To instruct on the general duty of care is not necessarily the equivalent of an instruction on the statutory duty of care. (Satterlee v. Orange Glenn School Dist., 29 Cal.2d 581, 587—588, 177 P.2d 279.) Therefore, it was prejudicial error to refuse to state the requested code section. However, BAJI instruction 150—D was properly refused, since its language relates to former Vehicle Code, section 551. The superseding Vehicle Code, section 21801 requires a different explanation (In re Kirk, 202 Cal.App.2d 288, 20 Cal.Rptr. 787) now found in BAJI 150—D.1 (revised): ‘You may ask yourself the question: When is a vehicle so close as to constitute a hazard during the turning movement? A vehicle is so close as to constitute a hazard to another vehicle headed in the opposite direction and intending to turn left at an intersection whenever a reasonably prudent person in the position of the driver intending to turn left would realize that the two vehicles would probably collide at some time during the turning movement if he did not stop.’

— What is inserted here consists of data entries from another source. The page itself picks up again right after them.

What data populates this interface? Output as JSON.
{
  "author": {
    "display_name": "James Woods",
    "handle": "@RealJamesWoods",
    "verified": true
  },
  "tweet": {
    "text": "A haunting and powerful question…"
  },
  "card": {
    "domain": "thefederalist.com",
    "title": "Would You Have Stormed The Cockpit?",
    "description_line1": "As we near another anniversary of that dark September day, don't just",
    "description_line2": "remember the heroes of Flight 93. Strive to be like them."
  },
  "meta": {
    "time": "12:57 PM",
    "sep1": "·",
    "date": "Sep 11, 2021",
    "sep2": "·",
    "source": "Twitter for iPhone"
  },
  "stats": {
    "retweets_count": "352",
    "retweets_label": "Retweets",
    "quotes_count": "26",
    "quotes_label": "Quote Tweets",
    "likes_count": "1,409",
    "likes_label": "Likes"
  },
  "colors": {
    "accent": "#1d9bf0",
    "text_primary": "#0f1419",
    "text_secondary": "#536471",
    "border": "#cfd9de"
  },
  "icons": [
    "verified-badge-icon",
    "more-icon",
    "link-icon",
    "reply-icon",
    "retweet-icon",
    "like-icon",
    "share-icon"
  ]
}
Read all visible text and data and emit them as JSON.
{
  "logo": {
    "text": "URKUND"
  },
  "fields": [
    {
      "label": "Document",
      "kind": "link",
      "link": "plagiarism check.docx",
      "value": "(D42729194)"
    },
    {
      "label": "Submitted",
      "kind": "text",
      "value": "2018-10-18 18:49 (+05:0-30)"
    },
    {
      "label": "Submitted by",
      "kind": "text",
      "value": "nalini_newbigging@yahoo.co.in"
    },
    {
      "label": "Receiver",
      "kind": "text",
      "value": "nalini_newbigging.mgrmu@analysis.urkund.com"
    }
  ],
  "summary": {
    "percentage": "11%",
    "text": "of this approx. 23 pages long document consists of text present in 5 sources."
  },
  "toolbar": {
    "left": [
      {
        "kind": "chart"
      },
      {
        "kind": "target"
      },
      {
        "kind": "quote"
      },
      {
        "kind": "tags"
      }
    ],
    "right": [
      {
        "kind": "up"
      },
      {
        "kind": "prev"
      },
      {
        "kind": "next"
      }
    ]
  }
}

In this connection appellants requested the following instruction: (BAJI 138.2) ‘Every person, who, himself, is exercising ordinary care, has a right to assume that every other person will perform his duty and obey the law, and in the absence of reasonable cause for thinking otherwise, it is not negligence for such a person to assume that he is not exposed to danger which can come to him only from a violation of law or duty by another person.’ Failure to give this as requested was prejudicial error. (Washam v. Peerless Automatic etc. Co., 45 Cal.App.2d 174, 178, 113 P.2d 724; 35 Cal.Jur.2d 542—543.)

If BAJI instruction 138.2 had been given, respondent would have been entitled to request the qualifications expressed in BAJI instruction 138, one of which is stated: ‘However, an exception should be noted: the rights just defined do not exist when it is reasonably apparent to one, or in the exercise of ordinary care would be apparent to him, that another is not going to perform his duty.’

Until it was reasonably apparent otherwise in the exercise of ordinary care, appellants at the intersection were entitled to assume that Ball would observe the speed limit, and that his vehicle had brakes in good repair as required by statute (Veh.Code, ss 26453, 26454) and could if necessary slow down or be stopped within the distances generally required at such speeds. These have been experimentally determined and are generally known to ordinarily prudent drivers. (Consult The Uniform Table of Driver Stopping Distances (Am.Jur.2d Desk Book, Automobiles and Highway Traffic, p. 456).)

Particularly in the third trial of a case with such unique features and factual difficulties, the jurors were entitled to have the requested instructions given. We hesitate to require a fourth trial but the law demands reversal.

Each party has a right to instructions on his theory of the case, if reasonable, and it finds support in the pleadings and evidence. Failure to give such instructions or to cover them in the instructions given is reversible error. (Stickel v. Durfee, 88 Cal.App.2d 402, 406—407, 199 P.2d 16; Phillips v. G. L. Truman Excavation Co., 55 Cal.2d 801, 806, 13 Cal.Rptr. 401, 362 P.2d 33.)

The judgment is reversed as to appellants Evelynne Martha (Dupont) LaTurco and Gloria Holtz.

FOOTNOTES

FOOTNOTE.  

DAVID, Associate Justice, pro tem.* FN* Retired Judge of the Superior Court sitting under assignment by the Chairman of the Judicial Council.

DRAPER, P.J., and HAROLD C. BROWN, J., concur. Hearing denied; MOSK and SULLIVAN, JJ., dissenting.